In the interview, Salman was discussing the issue of homosexuality being illegal in Qatar.
Salman told ZDF that being gay was “haram”, meaning forbidden under Islamic law. “It’s mind damage,” Salman said.
With many people expected to travel to Qatar for the World Cup, “let’s talk about the gays,” Salman said.
“The most important thing is that everyone will agree to come here. But they will have to accept our rules,” he said, adding that he was worried that children might learn “something that is not good”.
Salman was a Qatari footballer in the 1980s and 1990s.
He participated in the 1984 Summer Olympics in Los Angeles and has been one of the ambassadors of the host countries of the tournament.
Qatar will host the 2022 FIFA World Cup from November 20 to December 18.
The awarding of the football championship to Qatar has been strongly criticized for the human rights situation in the Gulf state and the treatment of foreign workers.

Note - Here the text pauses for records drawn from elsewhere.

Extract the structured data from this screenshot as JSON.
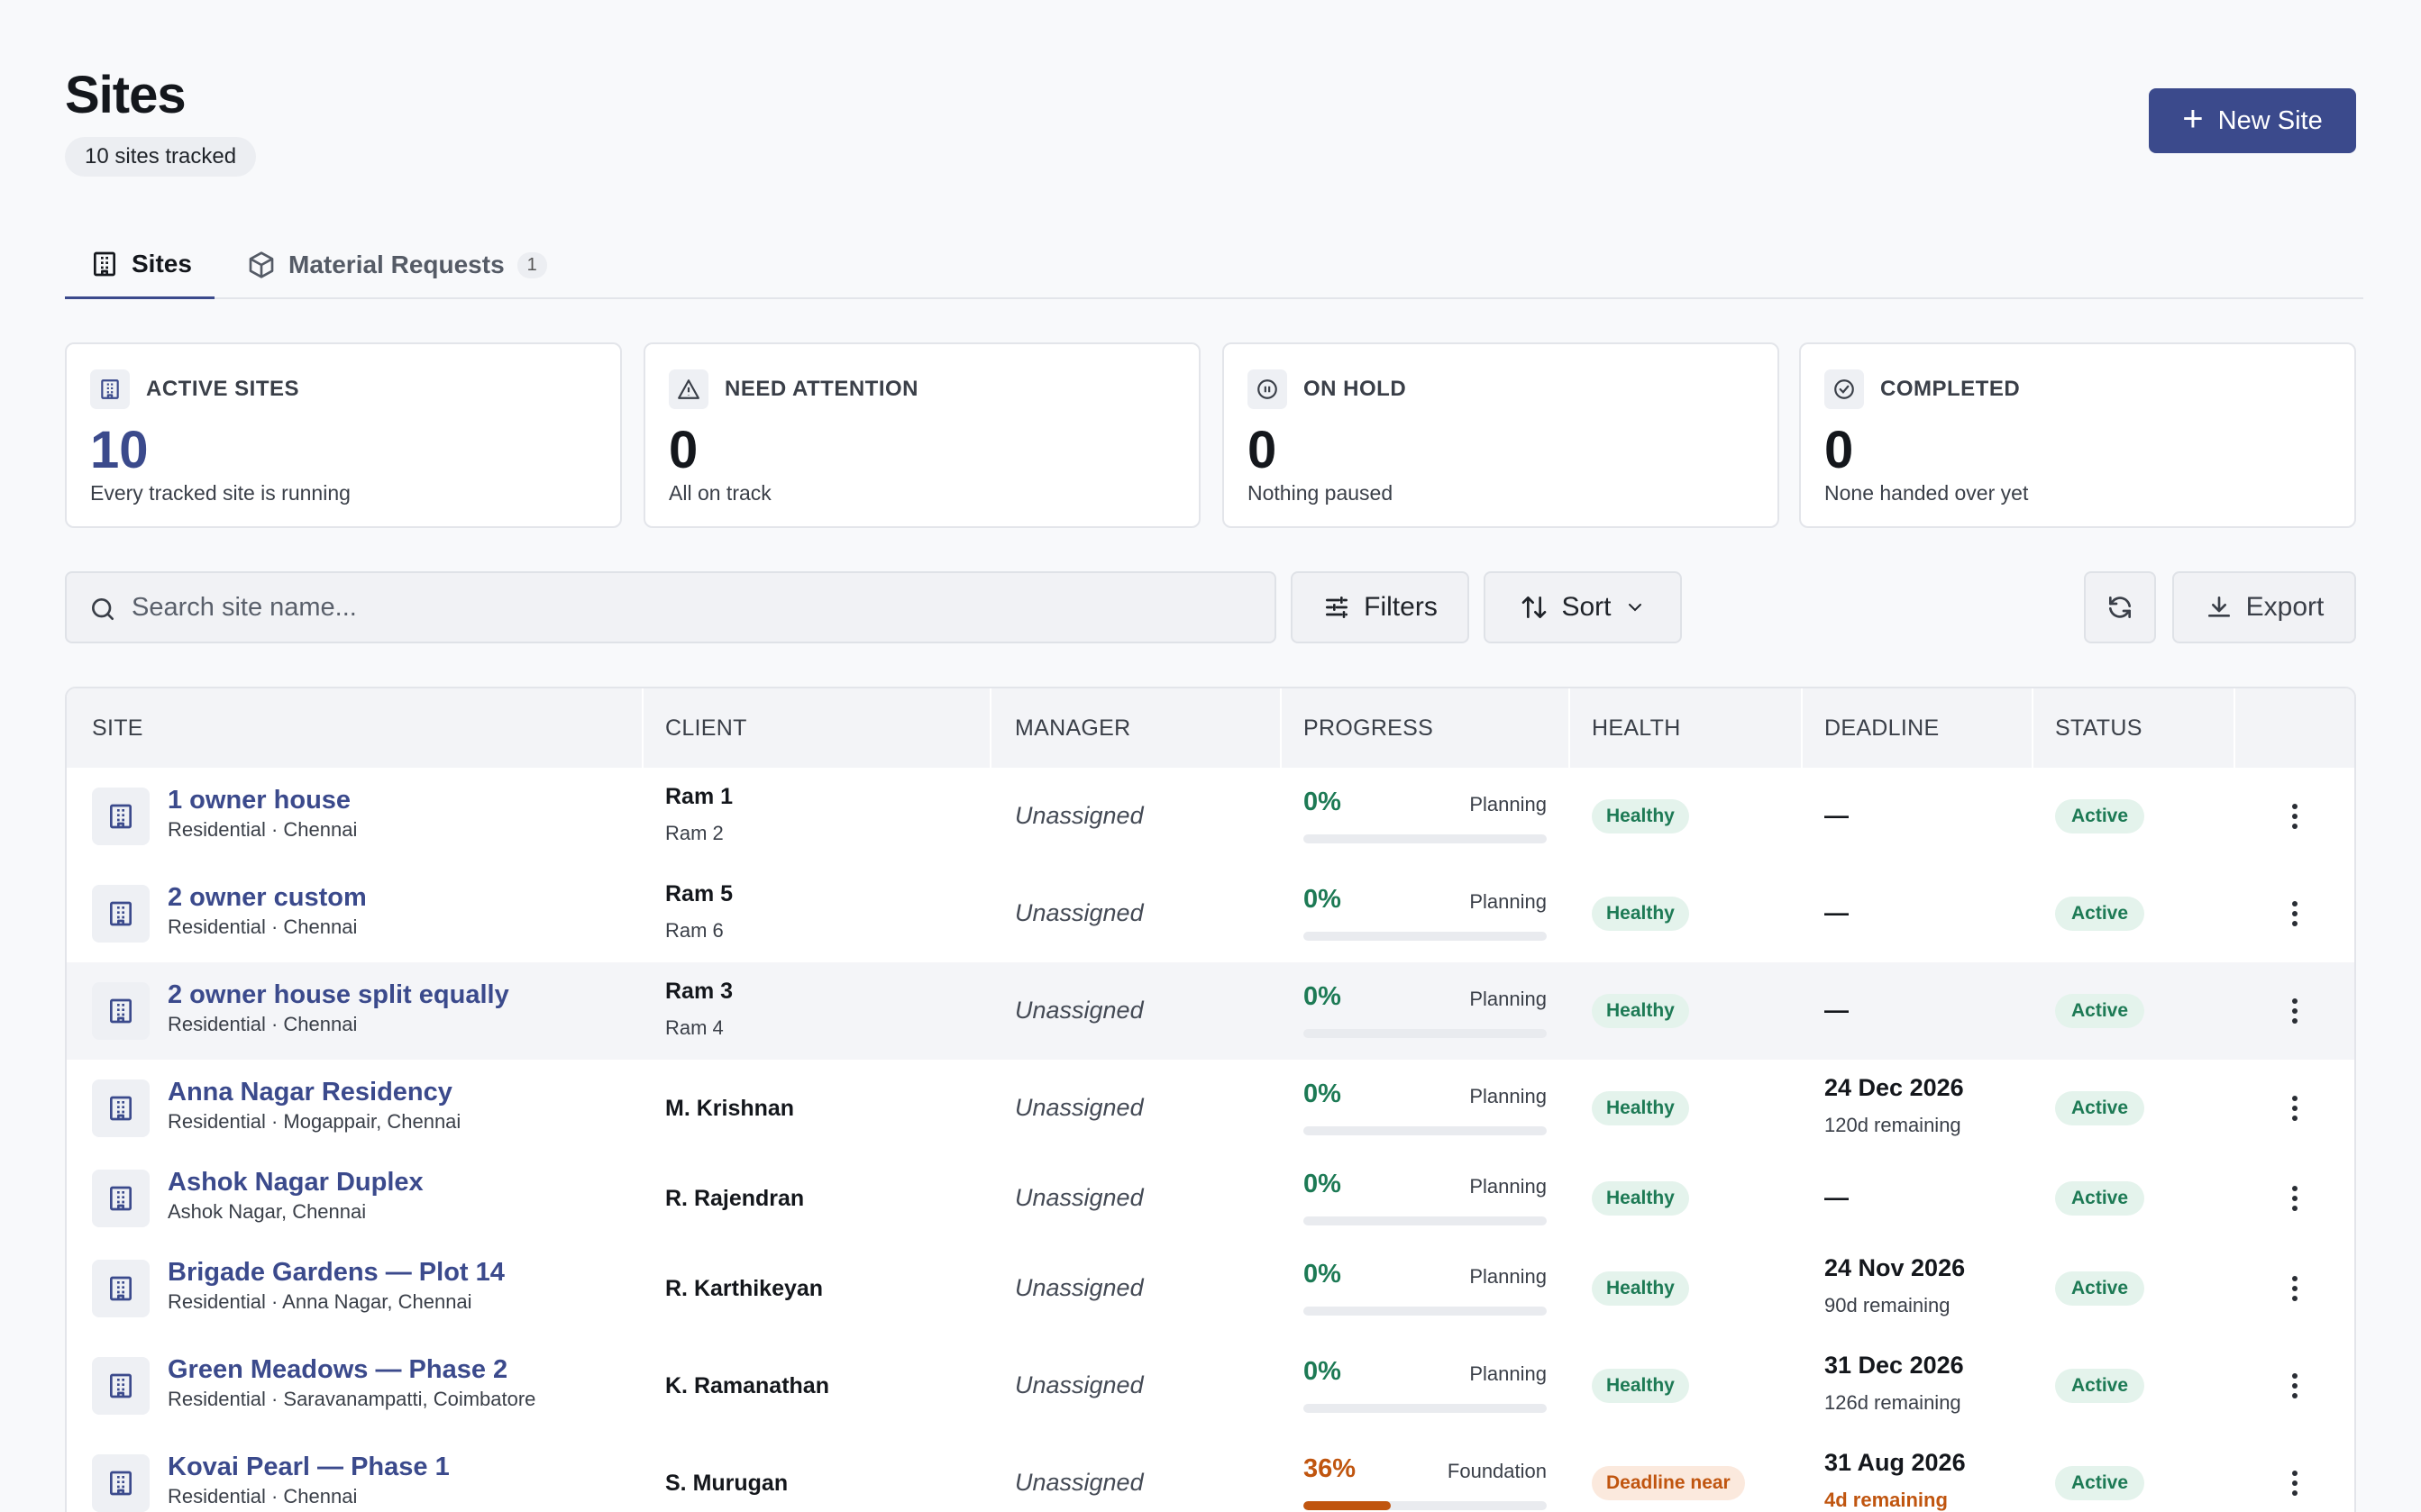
{
  "header": {
    "title": "Sites",
    "count_label": "10 sites tracked",
    "new_site_label": "New Site"
  },
  "tabs": [
    {
      "label": "Sites",
      "active": true,
      "icon": "building-icon"
    },
    {
      "label": "Material Requests",
      "badge": "1",
      "icon": "box-icon"
    }
  ],
  "stats": [
    {
      "label": "ACTIVE SITES",
      "value": "10",
      "desc": "Every tracked site is running",
      "icon": "building-icon",
      "accent": "#3b4a8c"
    },
    {
      "label": "NEED ATTENTION",
      "value": "0",
      "desc": "All on track",
      "icon": "warning-icon"
    },
    {
      "label": "ON HOLD",
      "value": "0",
      "desc": "Nothing paused",
      "icon": "pause-icon"
    },
    {
      "label": "COMPLETED",
      "value": "0",
      "desc": "None handed over yet",
      "icon": "check-circle-icon"
    }
  ],
  "toolbar": {
    "search_placeholder": "Search site name...",
    "filters_label": "Filters",
    "sort_label": "Sort",
    "export_label": "Export"
  },
  "table": {
    "columns": [
      "SITE",
      "CLIENT",
      "MANAGER",
      "PROGRESS",
      "HEALTH",
      "DEADLINE",
      "STATUS"
    ],
    "rows": [
      {
        "name": "1 owner house",
        "sub": "Residential · Chennai",
        "client": "Ram 1",
        "client_sub": "Ram 2",
        "manager": "Unassigned",
        "progress": "0%",
        "progress_value": 0,
        "phase": "Planning",
        "health": "Healthy",
        "deadline": "—",
        "deadline_sub": "",
        "status": "Active"
      },
      {
        "name": "2 owner custom",
        "sub": "Residential · Chennai",
        "client": "Ram 5",
        "client_sub": "Ram 6",
        "manager": "Unassigned",
        "progress": "0%",
        "progress_value": 0,
        "phase": "Planning",
        "health": "Healthy",
        "deadline": "—",
        "deadline_sub": "",
        "status": "Active"
      },
      {
        "name": "2 owner house split equally",
        "sub": "Residential · Chennai",
        "client": "Ram 3",
        "client_sub": "Ram 4",
        "manager": "Unassigned",
        "progress": "0%",
        "progress_value": 0,
        "phase": "Planning",
        "health": "Healthy",
        "deadline": "—",
        "deadline_sub": "",
        "status": "Active"
      },
      {
        "name": "Anna Nagar Residency",
        "sub": "Residential · Mogappair, Chennai",
        "client": "M. Krishnan",
        "client_sub": "",
        "manager": "Unassigned",
        "progress": "0%",
        "progress_value": 0,
        "phase": "Planning",
        "health": "Healthy",
        "deadline": "24 Dec 2026",
        "deadline_sub": "120d remaining",
        "status": "Active"
      },
      {
        "name": "Ashok Nagar Duplex",
        "sub": "Ashok Nagar, Chennai",
        "client": "R. Rajendran",
        "client_sub": "",
        "manager": "Unassigned",
        "progress": "0%",
        "progress_value": 0,
        "phase": "Planning",
        "health": "Healthy",
        "deadline": "—",
        "deadline_sub": "",
        "status": "Active"
      },
      {
        "name": "Brigade Gardens — Plot 14",
        "sub": "Residential · Anna Nagar, Chennai",
        "client": "R. Karthikeyan",
        "client_sub": "",
        "manager": "Unassigned",
        "progress": "0%",
        "progress_value": 0,
        "phase": "Planning",
        "health": "Healthy",
        "deadline": "24 Nov 2026",
        "deadline_sub": "90d remaining",
        "status": "Active"
      },
      {
        "name": "Green Meadows — Phase 2",
        "sub": "Residential · Saravanampatti, Coimbatore",
        "client": "K. Ramanathan",
        "client_sub": "",
        "manager": "Unassigned",
        "progress": "0%",
        "progress_value": 0,
        "phase": "Planning",
        "health": "Healthy",
        "deadline": "31 Dec 2026",
        "deadline_sub": "126d remaining",
        "status": "Active"
      },
      {
        "name": "Kovai Pearl — Phase 1",
        "sub": "Residential · Chennai",
        "client": "S. Murugan",
        "client_sub": "",
        "manager": "Unassigned",
        "progress": "36%",
        "progress_value": 36,
        "phase": "Foundation",
        "health": "Deadline near",
        "deadline": "31 Aug 2026",
        "deadline_sub": "4d remaining",
        "status": "Active",
        "warn": true
      }
    ]
  }
}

Earlier this month, soccer’s world governing body FIFA urged nations participating in the 2022 World Cup to focus on soccer when the tournament begins.
FIFA confirmed to CNN that a letter signed by FIFA president Gianni Infantino and the governing body’s general secretary Fatma Samoura was sent to the 32 nations taking part in the global spectacle on Thursday, but would not divulge its contents.
“If Gianni Infantino wants the world to ‘focus on football’, there is a simple solution: FIFA should finally start addressing serious human rights issues instead of sweeping them under the carpet,” said Steve Cockburn, Amnesty International’s Head of Economics and Field. Social Justice
“The first step would be to publicly commit to establishing a fund to compensate migrant workers before the tournament and to ensure that LGBT people are not discriminated against or harassed. It is surprising that this has not been done yet.
“Gianni Infantino is right when he says that ‘football does not exist in a vacuum’. Hundreds of thousands of workers have suffered abuse to make this tournament possible and their rights cannot be ignored or neglected.
“They deserve justice and compensation, not mere words, and time is running out.”